Thread: Understanding INNER JOIN versus IN subquery

Understanding INNER JOIN versus IN subquery

From

Robert James

Date:

20 July 2009, 13:38:12

I have two queries which should be equivalent. The Planner plans them differently, although they are both about the same time. Can someone explain why?

select word from dict
where
word in
(select substr('moon', 0, generate_series(3,length('moon'))))

select * from dict
inner join (select substr('moon', 0, generate_series(3,length('moon')))) as m
on dict.word = m.substr

Is one preferred?

Re: Understanding INNER JOIN versus IN subquery

From

Greg Stark

Date:

20 July 2009, 14:22:29

On Mon, Jul 20, 2009 at 2:37 PM, Robert James<srobertjames@gmail.com> wrote:
> I have two queries which should be equivalent.  The Planner plans them
> differently, although they are both about the same time.  Can someone
> explain why?

Uhm, please post the two plans and the server version.
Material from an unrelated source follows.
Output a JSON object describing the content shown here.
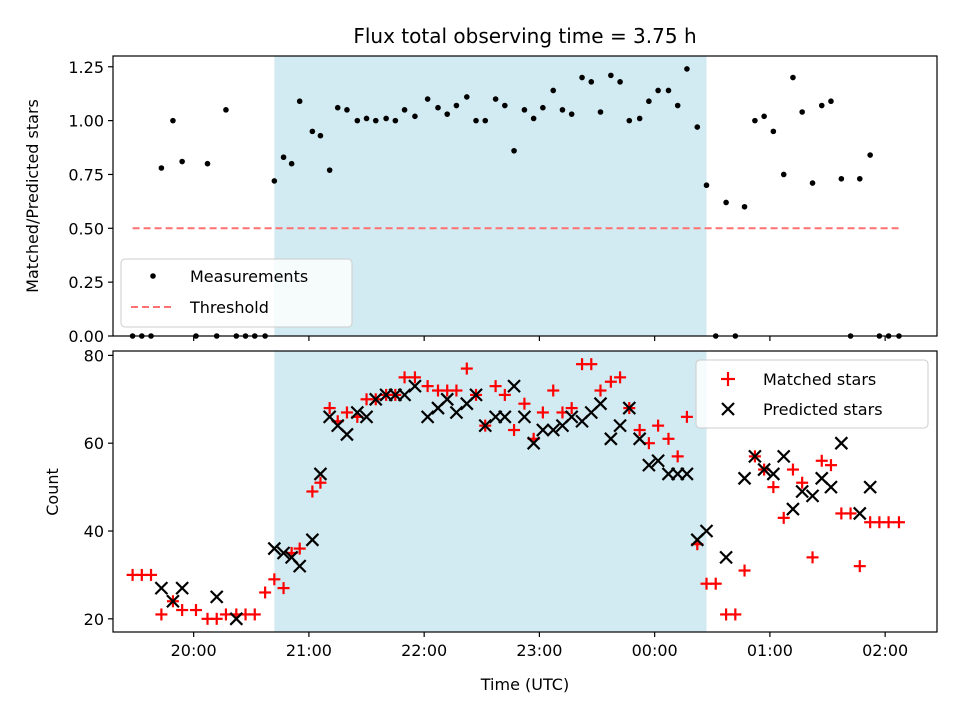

I know you've
posted them before but that was in another thread that I don't have
handy.

The short answer is that the server doesn't know that the subquery is
definitely going to produce distinct results so it doesn't know the
inner join won't produce duplicates. So it can't tell that these
queries might be equivalent.

--
greg
http://mit.edu/~gsstark/resume.pdf

Re: Understanding INNER JOIN versus IN subquery

From

Grzegorz Jaśkiewicz

Date:

20 July 2009, 14:28:49

On Mon, Jul 20, 2009 at 2:37 PM, Robert James<srobertjames@gmail.com> wrote:
> I have two queries which should be equivalent.  The Planner plans them
> differently, although they are both about the same time.  Can someone
> explain why?
> select word from dict
> where
>  word in
>  (select substr('moon', 0, generate_series(3,length('moon'))))
>
> select * from dict
> inner join (select substr('moon', 0, generate_series(3,length('moon')))) as
> m
> on dict.word = m.substr
>
> Is one preferred?

it is hard to say from your example. But in my general expierence, I
noticed similar thing many times.
Needless to say, I prefer personally to choose JOINs instead of IN(),
because those tend to be faster on postgresql.